La flauta me tenía aburrida y por fin mi madre accedió a mandarme estudiar piano. El departamento de la profesora, una “señorita” muy “vieja”, era lúgubre y oscuro. La señorita me tomaba las lecciones de “teoría de la música” y de solfeo. Luego, me hacía tocar a Czerny porque decía que eso mejoraba la técnica. Cuando me hizo estudiar “El Negrito”, de Debussy, me encantó. A la clase siguiente, ya la sabía de memoria. La señorita gritaba: —¡Mirá el pentagrama! —pero yo ya sabía todo. Un día, le pregunté a la señorita si podía tocar otra cosa: —¿Otra cosa? —Abba —La señorita estaba furiosa. Me aburría la música que ella me imponía, pero no me permitía tocar otra cosa. Sólo me gustó “Asturias” de Albeniz. La tocaba “rapidito”, me salía linda y hasta el mismísimo Abel Carlevaro, que vivía en el departamento de abajo, me dijo que le gustaba. La casa de la señorita profesora de piano cada día me parecía más oscura. Un día, con solemnidad, le dijo a mi madre: —Esta niña no lee el pentagrama, toca de oído. — Aquello era un rezongo. Por suerte no fui más.

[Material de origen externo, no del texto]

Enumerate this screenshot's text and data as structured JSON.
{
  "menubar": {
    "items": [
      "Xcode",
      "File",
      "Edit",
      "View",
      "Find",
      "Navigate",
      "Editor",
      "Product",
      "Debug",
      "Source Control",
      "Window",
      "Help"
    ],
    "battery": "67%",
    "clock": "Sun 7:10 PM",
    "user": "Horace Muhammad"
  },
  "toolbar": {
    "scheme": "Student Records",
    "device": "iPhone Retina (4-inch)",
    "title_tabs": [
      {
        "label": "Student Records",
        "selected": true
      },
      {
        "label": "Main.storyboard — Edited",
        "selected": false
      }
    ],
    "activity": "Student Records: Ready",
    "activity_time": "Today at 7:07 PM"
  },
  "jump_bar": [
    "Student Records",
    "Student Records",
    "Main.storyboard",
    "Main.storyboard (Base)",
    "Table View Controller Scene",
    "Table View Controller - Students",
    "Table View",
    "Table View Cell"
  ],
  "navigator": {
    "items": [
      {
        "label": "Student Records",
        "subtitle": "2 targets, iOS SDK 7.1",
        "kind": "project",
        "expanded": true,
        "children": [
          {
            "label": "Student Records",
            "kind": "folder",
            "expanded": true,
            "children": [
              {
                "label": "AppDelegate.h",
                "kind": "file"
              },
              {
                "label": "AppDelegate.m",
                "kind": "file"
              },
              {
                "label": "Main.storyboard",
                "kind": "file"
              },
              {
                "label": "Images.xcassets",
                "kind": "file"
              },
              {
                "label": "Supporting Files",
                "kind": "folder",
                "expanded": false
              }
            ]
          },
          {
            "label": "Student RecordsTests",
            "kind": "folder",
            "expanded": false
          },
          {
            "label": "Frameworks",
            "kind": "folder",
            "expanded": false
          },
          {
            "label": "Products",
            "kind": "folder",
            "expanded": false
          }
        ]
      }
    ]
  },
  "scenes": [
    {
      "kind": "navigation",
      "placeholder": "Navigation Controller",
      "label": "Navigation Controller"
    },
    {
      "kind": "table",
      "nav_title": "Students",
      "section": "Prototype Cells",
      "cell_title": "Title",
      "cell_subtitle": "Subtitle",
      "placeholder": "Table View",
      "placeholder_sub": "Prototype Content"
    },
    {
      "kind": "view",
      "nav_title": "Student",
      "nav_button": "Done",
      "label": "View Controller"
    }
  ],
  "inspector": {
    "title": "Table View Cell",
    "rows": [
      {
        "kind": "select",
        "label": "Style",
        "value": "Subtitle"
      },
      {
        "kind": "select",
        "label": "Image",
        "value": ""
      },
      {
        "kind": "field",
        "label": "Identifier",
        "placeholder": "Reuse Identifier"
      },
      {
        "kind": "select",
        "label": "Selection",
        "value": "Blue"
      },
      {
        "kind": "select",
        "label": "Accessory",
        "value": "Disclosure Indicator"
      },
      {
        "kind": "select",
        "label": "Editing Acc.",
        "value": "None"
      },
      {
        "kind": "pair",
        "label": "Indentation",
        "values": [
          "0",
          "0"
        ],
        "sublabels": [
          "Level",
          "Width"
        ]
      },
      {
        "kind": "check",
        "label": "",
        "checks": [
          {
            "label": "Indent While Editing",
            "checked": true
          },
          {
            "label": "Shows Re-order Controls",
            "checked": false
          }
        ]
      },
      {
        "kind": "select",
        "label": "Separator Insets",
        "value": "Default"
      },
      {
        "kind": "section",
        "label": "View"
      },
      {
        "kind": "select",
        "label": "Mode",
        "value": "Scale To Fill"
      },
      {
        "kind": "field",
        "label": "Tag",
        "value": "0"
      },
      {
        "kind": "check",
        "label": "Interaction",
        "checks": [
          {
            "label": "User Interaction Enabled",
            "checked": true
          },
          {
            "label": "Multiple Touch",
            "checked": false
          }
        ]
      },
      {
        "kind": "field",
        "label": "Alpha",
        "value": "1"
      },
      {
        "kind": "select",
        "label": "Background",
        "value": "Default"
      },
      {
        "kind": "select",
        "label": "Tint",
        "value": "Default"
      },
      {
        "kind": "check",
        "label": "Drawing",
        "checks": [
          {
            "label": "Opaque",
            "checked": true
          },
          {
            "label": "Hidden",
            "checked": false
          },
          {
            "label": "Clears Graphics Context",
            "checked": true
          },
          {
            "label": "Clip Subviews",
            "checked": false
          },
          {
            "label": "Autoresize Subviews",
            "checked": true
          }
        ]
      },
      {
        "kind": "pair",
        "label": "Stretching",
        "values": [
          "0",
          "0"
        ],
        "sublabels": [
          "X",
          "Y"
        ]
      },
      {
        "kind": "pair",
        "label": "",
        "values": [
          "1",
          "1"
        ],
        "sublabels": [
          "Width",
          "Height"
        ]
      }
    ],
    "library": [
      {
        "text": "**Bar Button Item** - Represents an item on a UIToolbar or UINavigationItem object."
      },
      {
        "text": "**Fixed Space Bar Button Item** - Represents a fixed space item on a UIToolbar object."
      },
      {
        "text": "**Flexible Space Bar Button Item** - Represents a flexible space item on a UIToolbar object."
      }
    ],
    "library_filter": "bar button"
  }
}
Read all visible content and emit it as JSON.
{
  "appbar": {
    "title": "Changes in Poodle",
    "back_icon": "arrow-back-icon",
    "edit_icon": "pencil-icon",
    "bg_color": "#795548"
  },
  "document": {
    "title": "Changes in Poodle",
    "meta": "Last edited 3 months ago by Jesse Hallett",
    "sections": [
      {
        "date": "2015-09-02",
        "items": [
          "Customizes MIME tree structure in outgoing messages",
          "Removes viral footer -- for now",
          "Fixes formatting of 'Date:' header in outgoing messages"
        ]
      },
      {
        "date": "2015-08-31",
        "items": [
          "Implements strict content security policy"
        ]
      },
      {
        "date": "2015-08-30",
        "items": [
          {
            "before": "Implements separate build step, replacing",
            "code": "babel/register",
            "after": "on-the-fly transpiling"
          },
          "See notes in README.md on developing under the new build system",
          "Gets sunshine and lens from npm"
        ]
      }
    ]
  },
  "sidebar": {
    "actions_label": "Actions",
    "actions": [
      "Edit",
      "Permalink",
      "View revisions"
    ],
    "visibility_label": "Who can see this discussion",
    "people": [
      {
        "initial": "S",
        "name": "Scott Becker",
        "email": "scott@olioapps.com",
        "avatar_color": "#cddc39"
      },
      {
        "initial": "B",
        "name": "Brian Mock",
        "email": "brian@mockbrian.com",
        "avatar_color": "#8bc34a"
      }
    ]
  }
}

Un día, mi madre llegó a casa muy entusiasmada, con un catálogo en la mano. Me dijo: —Este pintor se llama Torres García. —Yo, miré las láminas. No entendía. Para mí un pintor importante era Blanes, que pintaba cuadros “De Verdad”, como “Fiebre Amarilla”, que me hizo llorar: ese niño que tocaba a su mamá muerta, ¿qué sería de él? Pero esos peces, soles y barcos en rojo, azul y amarillo, me parecían “fáciles”. Le dije a mi madre: —Esto lo puedo hacer yo —. Puse sobre la mesa la lámina, y con mis dry pen lo copié exacto. Mi madre no podía creer que yo “le hubiera copiado” a Torres García.
Cuando terminé la escuela, se terminó “La Gaviota”. Yo ya era “grande”, pasaba al “liceo”. Nunca dejé de seguir tocando mi piano. No necesitaba a la señorita para sacar las canciones que nos gustaban. “You light up my life”, “Ice Castles”, temas de Sui Géneris. Me gustaba mucho cantar, siempre fui “voz A” desde primer año de escuela, pero odiaba el coro del liceo. Nos hacían subir en tarimas, y los temas eran aburridos.
Pasó mucho tiempo antes de que pudiera entender el Guernika. Y a Torres García. Siempre estaré orgullosa de la madre que me tocó. De que me haya inculcado desde niña la música, la pintura, y el valor de las personas por lo que son y no por lo que tienen, siempre me decía “todos somos iguales”. Ahora desde mis canas, ya no creo que todos seamos iguales. En todo caso, unos somos más iguales que otros. El único cuadro original que tengo en mi casa es de Arditii, porque fue un regalo que él me hizo. Y los míos. Mi madre tenía razón, las señoras que presumen sus cuadros no entienden nada de arte.